En base al deporte que practiquemos:
• Montañistas o escaladores: Normalmente disponen de dos opciones, en primer lugar se puede optar por una mochila expresamente creada para encajar en el sistema de hidratación. En segundo lugar se puede únicamente comprar un contenedor de agua de dos o tres litros para insertarlo en la mochila adecuada para el deporte que se vaya a realizar. En cuyo caso, es recomendable disponer de un compartimiento para situar el agua.
• Corredores: En este caso, los atletas utilizan sistemas de hidratación que cuelgan de la cintura o, por el contrario, mochilas de poca capacidad, aproximada un litro. Debido a la actividad que se realiza se opta por un sistema más ligero que no comprometa la estabilidad del corredor y que, además, no suponga un lastre.
• Ciclistas de montaña: como normal generan optan por mochilas de gran capacidad de carga y de hidratación, generalmente de dos a tres litros.
En base a la capacidad:
• De litro a litro y medio: Esta sería la opción más básica tanto para corredores o ciclistas casuales como niños.
• De dos litros de capacidad: Es el estándar más extendido de los sistemas de hidratación. Brinda un gran balance entre espacio y lastre y nos permite almacenar una buena cantidad de agua para la gran mayoría de deportes.
• De tres litros de capacidad: Podría decirse que es el sistema de hidratación más versátil, ya que, aunque cuenta con una gran capacidad, en caso de no ser necesario llenarlo en su totalidad, puede optarse por no hacerlo. De modo que tanto para rutas largas donde no podamos rellenar nuestro sistema de hidratación (en cuyo caso la llenaremos al máximo) como para rutas más cortas (donde la llenaremos según estimemos) es muy útil.

Comodidad
• Tamaño: No siempre es mejor cuanto más grande sea el sistema de hidratación. Para hacer travesías largas puede ser útil, pero para la mayoría de corredores e incluso ciclistas es más recomendable un tamaño medio.

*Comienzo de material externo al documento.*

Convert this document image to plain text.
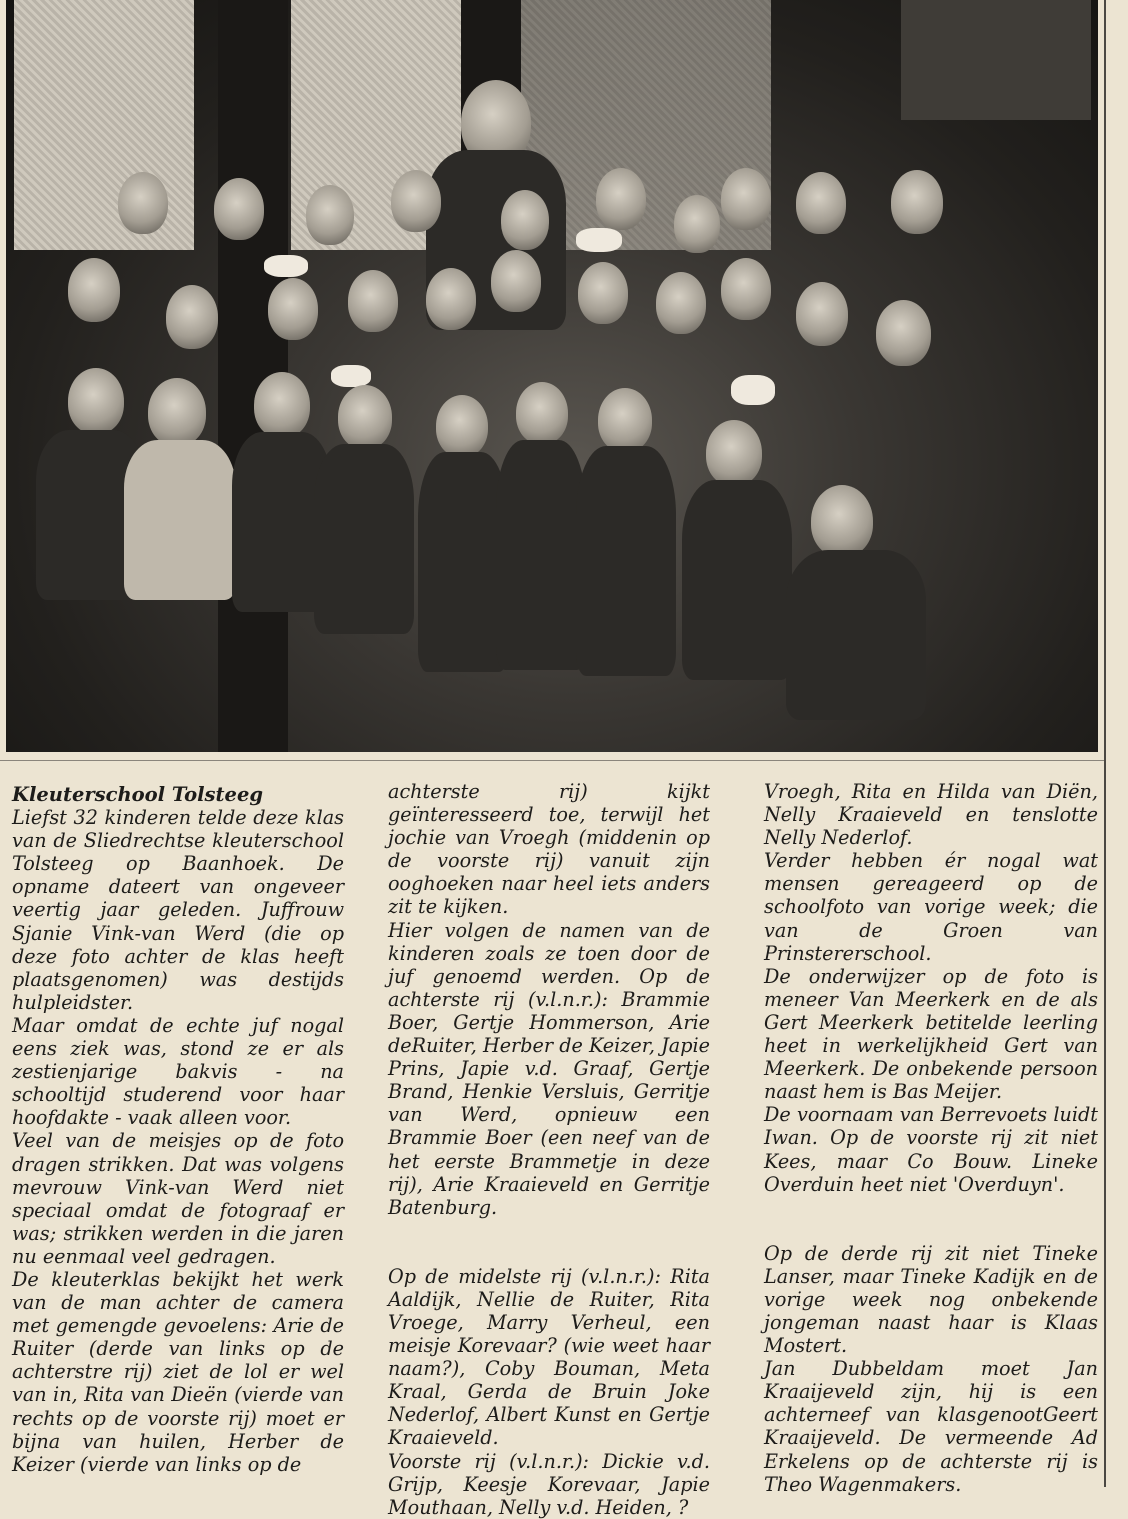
Kleuterschool Tolsteeg

Liefst 32 kinderen telde deze klas van de Sliedrechtse kleuterschool Tolsteeg op Baanhoek. De opname dateert van ongeveer veertig jaar geleden. Juffrouw Sjanie Vink-van Werd (die op deze foto achter de klas heeft plaatsgenomen) was destijds hulpleidster.

Maar omdat de echte juf nogal eens ziek was, stond ze er als zestienjarige bakvis - na schooltijd studerend voor haar hoofdakte - vaak alleen voor.

Veel van de meisjes op de foto dragen strikken. Dat was volgens mevrouw Vink-van Werd niet speciaal omdat de fotograaf er was; strikken werden in die jaren nu eenmaal veel gedragen.

De kleuterklas bekijkt het werk van de man achter de camera met gemengde gevoelens: Arie de Ruiter (derde van links op de achterstre rij) ziet de lol er wel van in, Rita van Dieën (vierde van rechts op de voorste rij) moet er bijna van huilen, Herber de Keizer (vierde van links op de

achterste rij) kijkt geïnteresseerd toe, terwijl het jochie van Vroegh (middenin op de voorste rij) vanuit zijn ooghoeken naar heel iets anders zit te kijken.

Hier volgen de namen van de kinderen zoals ze toen door de juf genoemd werden. Op de achterste rij (v.l.n.r.): Brammie Boer, Gertje Hommerson, Arie deRuiter, Herber de Keizer, Japie Prins, Japie v.d. Graaf, Gertje Brand, Henkie Versluis, Gerritje van Werd, opnieuw een Brammie Boer (een neef van de het eerste Brammetje in deze rij), Arie Kraaieveld en Gerritje Batenburg.

Op de midelste rij (v.l.n.r.): Rita Aaldijk, Nellie de Ruiter, Rita Vroege, Marry Verheul, een meisje Korevaar? (wie weet haar naam?), Coby Bouman, Meta Kraal, Gerda de Bruin Joke Nederlof, Albert Kunst en Gertje Kraaieveld.

Voorste rij (v.l.n.r.): Dickie v.d. Grijp, Keesje Korevaar, Japie Mouthaan, Nelly v.d. Heiden, ?

Vroegh, Rita en Hilda van Diën, Nelly Kraaieveld en tenslotte Nelly Nederlof.

Verder hebben ér nogal wat mensen gereageerd op de schoolfoto van vorige week; die van de Groen van Prinstererschool.

De onderwijzer op de foto is meneer Van Meerkerk en de als Gert Meerkerk betitelde leerling heet in werkelijkheid Gert van Meerkerk. De onbekende persoon naast hem is Bas Meijer.

De voornaam van Berrevoets luidt Iwan. Op de voorste rij zit niet Kees, maar Co Bouw. Lineke Overduin heet niet 'Overduyn'.

Op de derde rij zit niet Tineke Lanser, maar Tineke Kadijk en de vorige week nog onbekende jongeman naast haar is Klaas Mostert.

Jan Dubbeldam moet Jan Kraaijeveld zijn, hij is een achterneef van klasgenootGeert Kraaijeveld. De vermeende Ad Erkelens op de achterste rij is Theo Wagenmakers.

• Estabilidad: A menor tamaño, mayor estabilidad. La elección dependerá mucho del uso que se vaya a dar. Las mochilas de mayor tamaño requieren de correa para sujetarlas a la cintura y el pecho. Como en el caso anterior, depende mucho del uso que le vayamos a dar.
Boquillas y mangueras
La mayoría de sistemas de hidratación usan mangueras de poliuretano. Este material posee una gran durabilidad a la par que evita taponamientos.
El único inconveniente de este material es que, sin el debido cuidado, puede dejar un sabor a plástico en el agua. Para que eso no suceda debemos asegurarnos de secar totalmente la manguera después de cada uso. En el caso de que sea posible soltarla del sistema de hidratación, ya que algunos tienen una unión fija, es mejor dejarla secar en sitios que no reciban la luz del sol directamente. Además, un cuidado mantenimiento de la manguera evitará posteriores problemas de crecimiento de hongos en la misma.
Por otro lado, para hacer las boquillas se emplea silicona. Es muy importante no aplicar mucha presión mordiendo las boquillas si no queremos tener que cambiarlas cada poco tiempo. No obstante, al ser la parte más expuesta del sistema de hidratación, hay que tener en cuenta que seguramente debamos cambiarla un par de veces a lo largo de su vida útil.

Limpieza y mantenimiento
A menudo los propios fabricantes ofrecen kits de limpieza y mantenimiento para los sistemas de hidratación. Al margen de esto, siempre que acabemos nuestra actividad deportiva es obligatorio vaciar completamente y dejar que tanto el contenedor como la manguera se sequen.
Si, por el motivo que sea, hemos optado por bebidas isotónicas o azucaradas, es mucho más importante una buena limpieza del equipo. Para ello limpiaremos adecuadamente el recipiente y la manguera y los dejaremos secar.
Cuando vayamos a guardar el contendor de agua, es muy importante no doblarlo cuando esté seco en su totalidad, ya que estas dobleces podrían causar la aparición de pequeñas grietas en el material, comprometiendo la durabilidad de nuestro sistema de hidratación.